Here's what I'm doing and I have a few problems:
For example, there are two groups of samples, WT and KO. In order to define the peak status, I merge all bam files (all replicates of two groups) and call a TOTAL peak using MACS2.
Then in R, WT and KO peak file is used to define peaks status by
ChIPpeakAnno::findOverlappingPeaks
, respectively. if there's overlap between WT and TOTAL, this TOTAL peak is defined as "Open in WT".ChIPpeakAnno::annoPeaks
do the annotation part with parameters(bindingType = "startSite", bindingRegion = c(-3000,3000))
.
Problem: A gene can be annotated by many peaks, which show different status, eg. "OpenToClose", "CloseToOpen","BothOpen","NeitherOpen".

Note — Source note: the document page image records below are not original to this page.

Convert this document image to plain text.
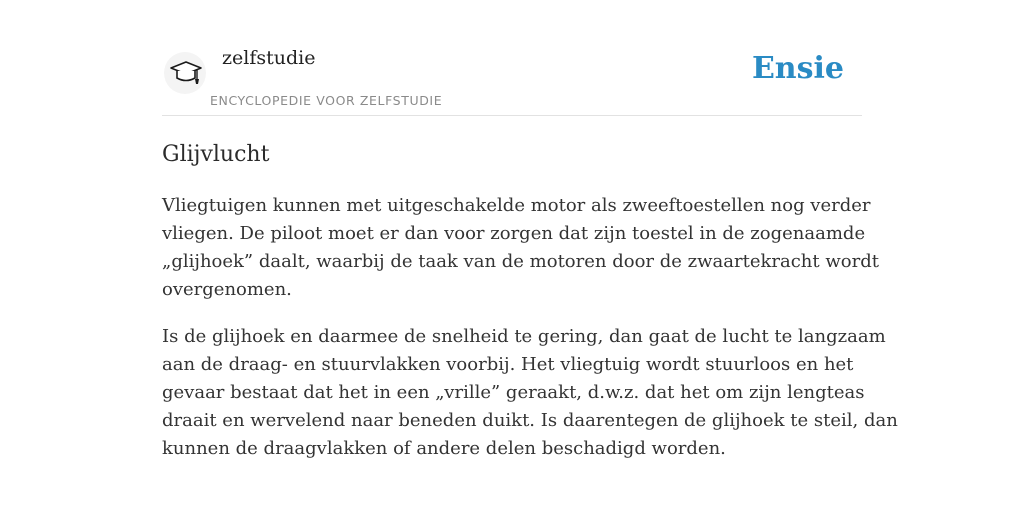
zelfstudie
ENCYCLOPEDIE VOOR ZELFSTUDIE
Ensie
Glijvlucht

Vliegtuigen kunnen met uitgeschakelde motor als zweeftoestellen nog verder
vliegen. De piloot moet er dan voor zorgen dat zijn toestel in de zogenaamde
„glijhoek” daalt, waarbij de taak van de motoren door de zwaartekracht wordt
overgenomen.

Is de glijhoek en daarmee de snelheid te gering, dan gaat de lucht te langzaam
aan de draag- en stuurvlakken voorbij. Het vliegtuig wordt stuurloos en het
gevaar bestaat dat het in een „vrille” geraakt, d.w.z. dat het om zijn lengteas
draait en wervelend naar beneden duikt. Is daarentegen de glijhoek te steil, dan
kunnen de draagvlakken of andere delen beschadigd worden.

Does it make sense if I use these genes for further analysis? such as GO enrichment, their expression levels in RNAseq. If not, how to do it in a better way?
Hi, ATpoint.
Thanks a lot for your reply! I have some questions about your advices. Do you mean I should change the
bindingRegion
parameter intoc(-500,0)
to annotate the peaks more precisely?…and for the DA part, actually I did use the
computeMatrix scale-regions
to build a 'expression matrix', with the parameters-a 0 -b 0 -bs 1 --regionBodyLength 1
. However, the result of following analysis using DESeq2 shows few significant differential peaks because of the high p-values/p-adjust. That’s why I turn to use the 'OpenClose' criteria.